La investigación, publicada en la revista Clinical Infectious Diseases, analizó la situación de más de 1.300 pacientes de varios países europeos. Tras evaluar los casos, los especialistas comprobaron que el 88% cumplía los criterios para entrar en programas de vigilancia del carcinoma hepatocelular, el tipo más frecuente de cáncer primario de hígado. Sin embargo, únicamente el 28% estaba siendo controlado conforme a las recomendaciones médicas.
Los expertos recuerdan que, aunque los tratamientos actuales permiten controlar eficazmente la hepatitis B y el VIH, el riesgo de desarrollar un tumor hepático no desaparece por completo. Por ello, las revisiones mediante ecografías cada seis meses son fundamentales para detectar posibles lesiones en fases tempranas, cuando las opciones de tratamiento y supervivencia son mucho mayores.

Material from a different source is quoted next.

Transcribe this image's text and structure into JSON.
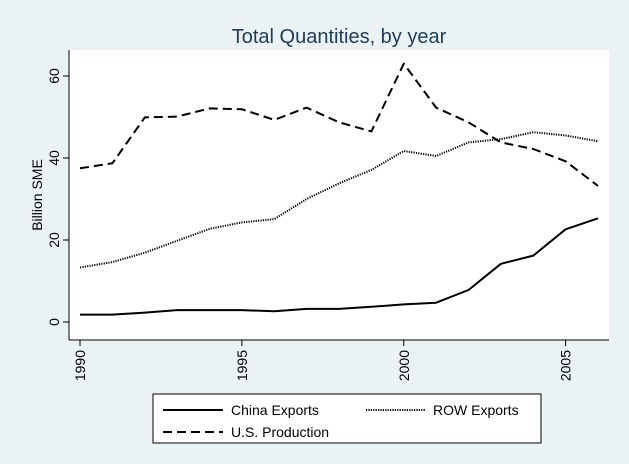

El estudio también revela diferencias según el perfil de los pacientes. Mientras las personas con cirrosis acceden con mayor frecuencia a estos programas de vigilancia, quienes no presentan esta complicación, pero sí otros factores de riesgo, quedan con más frecuencia fuera del seguimiento.
Los investigadores consideran prioritario mejorar la identificación de los pacientes candidatos al cribado e integrar estos controles en la atención habitual. Entre las medidas propuestas figuran la implantación de alertas automáticas en las historias clínicas electrónicas y una mayor coordinación entre Atención Primaria, especialistas en enfermedades infecciosas y hepatólogos para evitar diagnósticos tardíos.